Bots are great for the Enterprise, not just for consumers

2016 was already declared the year of bots. While potentially being slightly over-hyped, it seems that many consumer companies have been putting a lot of meat behind their conversational UI efforts.

Facebook is banking on its messaging apps to get back into becoming a leading platform again. They are already allowing users to chat with businesses for customer service and have integrated with Uber to allow people to call an Uber through Messenger. Up-and-comers like Kik are thinking about “importing” WeChat’s success in China to the US.

If indeed there is a broader shift away from traditional point-and-click apps to chat-based user interfaces that is a shift not just for consumer tech but also for the Enterprise. The same fatigue that consumer have with apps is also true for prosumers occupying a work station at work. They get several software solutions for HR, a few more for communication and social networking inside the organization, Many more to sharing content, and so on and so forth.

The transition to bots and conversational interfaces could represent a major point of disruption in the interface paradigm, leading to a slew of incumbent startups going after traditional Enterprise players. There are so many options to explore. What about a conversational analytic platform? How about search and information queries inside the org. run by an bot talking to multiple folks? Maybe a friendly HR bot can help you out with employee benefits? and believe it or not there is already a conversation lawyer out there called Ross (http://www.rossintelligence.com/) courtesy of IBM Watson.

But what about the distribution of those services? Companies like Slack are looking at chat-as-platform as a major next step and that could be one entry. Another simple and under the radar channel is email. Plain old email, requiring no apps to install and barely any configuration to hustle with.

Case in point is Clara. I love my Clara. She might be dumb as hell sometimes, but that is when the human kicks-in and corrects course. Hopefully there is some machine learning going on when that happens as the service seems to improve all the time. I’ve recently surveyed folks who have engaged with Clara only to find out that 90% had no idea they are talking to a machine, with the 10% that did know being Silicon Valley folks who just happened to hear about Clara.

And off course there is Siri and the now Alexa from Amazon. The other I came back home and my three years old toddler has totally lost interest in his previous hobby, the iPad.

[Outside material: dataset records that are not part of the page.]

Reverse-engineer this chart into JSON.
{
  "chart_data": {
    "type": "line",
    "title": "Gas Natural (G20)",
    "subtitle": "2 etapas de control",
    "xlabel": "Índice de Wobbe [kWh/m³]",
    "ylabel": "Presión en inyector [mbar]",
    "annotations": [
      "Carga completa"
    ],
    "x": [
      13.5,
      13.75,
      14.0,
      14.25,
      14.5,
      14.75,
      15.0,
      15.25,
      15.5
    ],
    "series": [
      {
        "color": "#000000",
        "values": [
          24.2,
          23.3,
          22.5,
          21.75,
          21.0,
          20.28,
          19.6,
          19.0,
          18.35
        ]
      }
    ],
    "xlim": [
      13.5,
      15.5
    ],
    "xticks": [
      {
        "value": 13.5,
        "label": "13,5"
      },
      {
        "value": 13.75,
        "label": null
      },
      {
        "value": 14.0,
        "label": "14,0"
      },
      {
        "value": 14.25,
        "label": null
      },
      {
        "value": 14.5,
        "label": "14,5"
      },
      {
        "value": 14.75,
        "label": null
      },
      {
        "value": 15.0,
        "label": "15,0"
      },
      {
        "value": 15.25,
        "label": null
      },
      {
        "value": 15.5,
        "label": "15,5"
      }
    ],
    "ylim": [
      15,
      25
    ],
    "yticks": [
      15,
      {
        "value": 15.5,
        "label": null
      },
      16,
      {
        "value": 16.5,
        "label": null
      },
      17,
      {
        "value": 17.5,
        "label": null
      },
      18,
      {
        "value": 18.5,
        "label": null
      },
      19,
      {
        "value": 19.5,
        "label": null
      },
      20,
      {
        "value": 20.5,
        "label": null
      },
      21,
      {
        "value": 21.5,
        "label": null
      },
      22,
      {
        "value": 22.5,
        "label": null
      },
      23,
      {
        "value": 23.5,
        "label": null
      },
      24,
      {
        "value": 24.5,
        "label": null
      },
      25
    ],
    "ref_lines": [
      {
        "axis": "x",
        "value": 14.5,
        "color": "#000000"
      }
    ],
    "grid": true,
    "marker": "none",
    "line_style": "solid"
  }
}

He spent the entire afternoon busy bossing Alexa around, cracking up whenever she replied to his commands.

Although Alexa currently just resides inside Echo, a consumer product mostly occupying kitchens, I’ve actually started using Alexa for more and more semi work related chores. For example, she is excellent at figuring out what my next meeting is an how traffic is looking (“Bay Bridge traffic is awful today. Thanks for asking”) I can see a natural evolution to engaging with a “personal assistant” – Alexa for business – making every employee a tad more efficient.

All in all it’s exciting development, making technology more accessible and helping us humans become more efficient at whatever we set out to do, including business.